He pulled a grimace and stuck out his tongue at their retreating forms. Then, adjusting his blanket, he turned and moved to the open doorway in the side of the hull.
“Hey, is ol’ Stubbs there?” he screamed at the trader.
Black Beard and his crew were staring at him in astonishment across the short intervening stretch of water.
“Is ol’ Stubbs there?” screamed Ogden again. “I wanna talk to ol’ Stubbs!”
“Ain’t no feller called Stubbs aboard this craft!” roared Black Beard in his mighty voice. “Who’re you?”
“Ogden Pugg!” screamed that youth. “But why ain’t ol’ Stubbs with you? He must be somewhere around. Has he sent you?”
“No!” roared Black Beard. “I’ve never heard of him. I dunno what you’re talking about. What’s the matter with you? Are you sick, that blanket wrapped round you and your face all red?”
“I’m a Red Indian!” screamed Ogden. “I’ve got my warpaint on. What you doin’ there, anyway, in that dirty ol’ ship?”
Black Beard made no reply. He said something to the other white man. The Kanakas were laughing and jabbering excitedly amongst themselves, and the whole party continued to watch Ogden with the greatest of interest.
“Get away from here!” ordered Buck, suddenly appearing behind that youth and carrying a deflated dinghy. “Go and wash your beastly little face. We’re going to have company. And if you dare to set just one foot inside the control room,” he added warningly, “I’ll give you such a thrashing that you’ll not sit down for a week! You’ve already got one good hiding coming to you, as it is.”
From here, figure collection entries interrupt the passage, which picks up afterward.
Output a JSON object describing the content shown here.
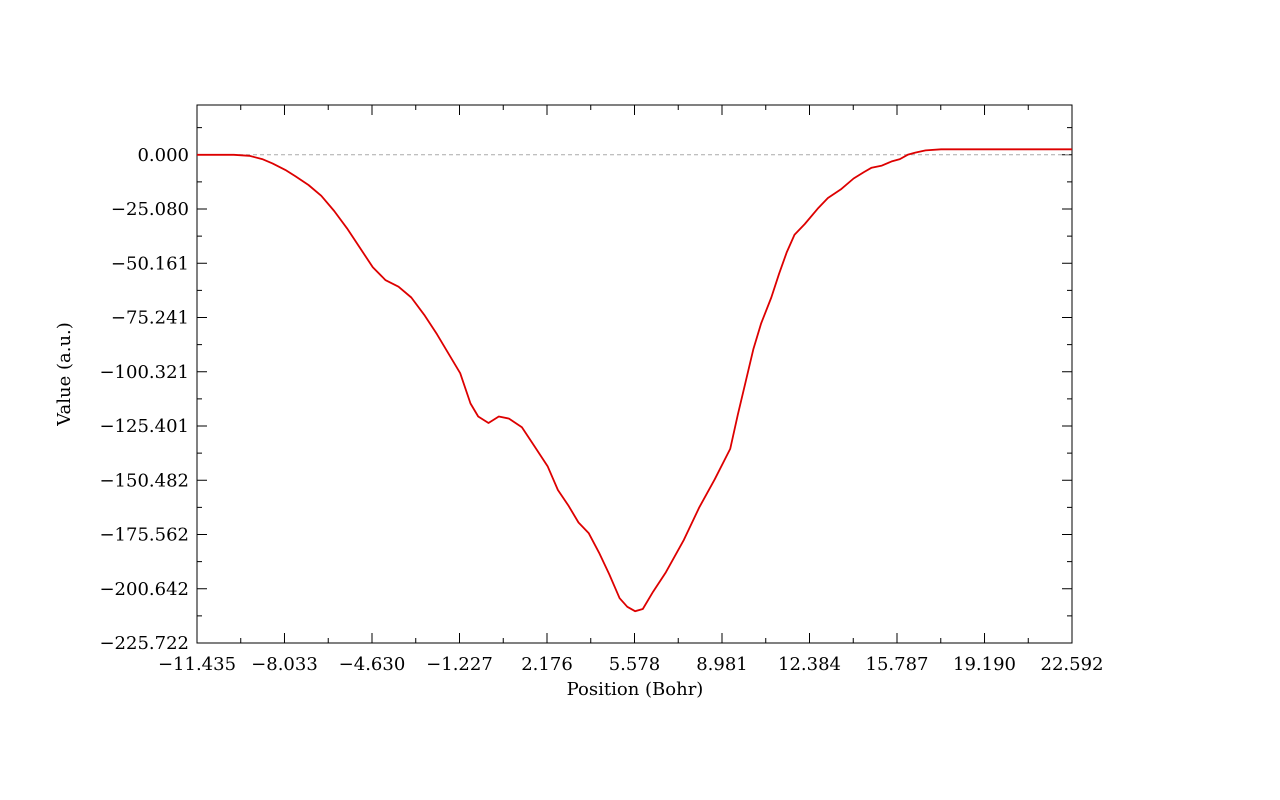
{
  "chart_data": {
    "type": "line",
    "title": "",
    "xlabel": "Position (Bohr)",
    "ylabel": "Value (a.u.)",
    "xlim": [
      -11.435,
      22.592
    ],
    "ylim": [
      -225.722,
      23
    ],
    "x_ticks": [
      "−11.435",
      "−8.033",
      "−4.630",
      "−1.227",
      "2.176",
      "5.578",
      "8.981",
      "12.384",
      "15.787",
      "19.190",
      "22.592"
    ],
    "x_tick_values": [
      -11.435,
      -8.033,
      -4.63,
      -1.227,
      2.176,
      5.578,
      8.981,
      12.384,
      15.787,
      19.19,
      22.592
    ],
    "y_ticks": [
      "0.000",
      "−25.080",
      "−50.161",
      "−75.241",
      "−100.321",
      "−125.401",
      "−150.482",
      "−175.562",
      "−200.642",
      "−225.722"
    ],
    "y_tick_values": [
      0,
      -25.08,
      -50.161,
      -75.241,
      -100.321,
      -125.401,
      -150.482,
      -175.562,
      -200.642,
      -225.722
    ],
    "reference_line": {
      "y": 0,
      "style": "dashed",
      "color": "#aaaaaa"
    },
    "series": [
      {
        "color": "#dd0000",
        "x": [
          -11.435,
          -10.0,
          -9.4,
          -8.9,
          -8.5,
          -8.0,
          -7.6,
          -7.1,
          -6.6,
          -6.1,
          -5.6,
          -5.1,
          -4.6,
          -4.1,
          -3.6,
          -3.1,
          -2.6,
          -2.1,
          -1.6,
          -1.2,
          -0.8,
          -0.5,
          -0.1,
          0.3,
          0.7,
          1.2,
          1.7,
          2.2,
          2.6,
          3.0,
          3.4,
          3.8,
          4.2,
          4.6,
          5.0,
          5.3,
          5.6,
          5.9,
          6.3,
          6.8,
          7.5,
          8.1,
          8.7,
          9.3,
          9.6,
          9.9,
          10.2,
          10.5,
          10.9,
          11.2,
          11.5,
          11.8,
          12.2,
          12.7,
          13.1,
          13.6,
          14.1,
          14.5,
          14.8,
          15.2,
          15.6,
          15.9,
          16.2,
          16.5,
          16.9,
          17.5,
          18.5,
          20.5,
          22.592
        ],
        "y": [
          0,
          0,
          -0.5,
          -2,
          -4,
          -7,
          -10,
          -14,
          -19,
          -26,
          -34,
          -43,
          -52,
          -58,
          -61,
          -66,
          -74,
          -83,
          -93,
          -101,
          -115,
          -121,
          -124,
          -121,
          -122,
          -126,
          -135,
          -144,
          -155,
          -162,
          -170,
          -175,
          -184,
          -194,
          -205,
          -209,
          -211,
          -210,
          -202,
          -193,
          -178,
          -163,
          -150,
          -136,
          -120,
          -105,
          -90,
          -78,
          -66,
          -55,
          -45,
          -37,
          -32,
          -25,
          -20,
          -16,
          -11,
          -8,
          -6,
          -5,
          -3,
          -2,
          0,
          1,
          2,
          2.5,
          2.5,
          2.5,
          2.5
        ]
      }
    ],
    "grid": false,
    "legend": "none"
  }
}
He thrust him aside and tossed the dinghy down into the sea. As it struck the water, its cartridge exploded and it filled instantly with gas. The dinghy which Beth had brought followed; then Buck shouted across to the ship:
“Can a couple of your fellows come and get them, or do you want us to do it?”
“No, we’ll pick ’em up!” bellowed Black Beard heartily.
In response to his order a couple of his Kanakas, clad only in loin-cloths, scrambled up on to the side of the schooner and dived overboard, their lithe, copper-coloured bodies cleaving the water as cleanly as knives.
Swimming to the light and buoyant little craft, they pushed them to the schooner, propelling them in front of them, then swung themselves agilely aboard and seized the two ropes which came snaking down to them.
“All right?” called Buck.
“Okay, fine!” bawled Black Beard. “We’ll soon be aboard ye!”
As Buck and Beth watched from the saloon doorway, they saw stores and gear being lowered from the schooner into the dinghies.
“Well, there’s one thing,” said Buck cheerfully. “We’ll be eating very shortly.”
“And I can do with it,” said Beth. “It’s a blessing for these people that we sighted them. And a blessing for us, as well, seeing they have stores and water. Hallo, there go the bearded man and the other white.”
Black Beard was swinging himself down into the spare dinghy and both Buck and Beth noted that, despite his great bulk, he did so with surprising agility.
He was followed by his companion, who cast off, unshipped the paddle from its fastenings, and commenced to propel the dinghy towards the Falcon’s saloon ladder with dexterous and seamanlike strokes.
When it reached the ladder, Black Beard gripped the rungs and came scrambling nimbly up. A moment or two later he was standing in the doorway of the saloon, beaming at Buck and Beth and displaying broken, tobacco-stained teeth through his great tangle of beard.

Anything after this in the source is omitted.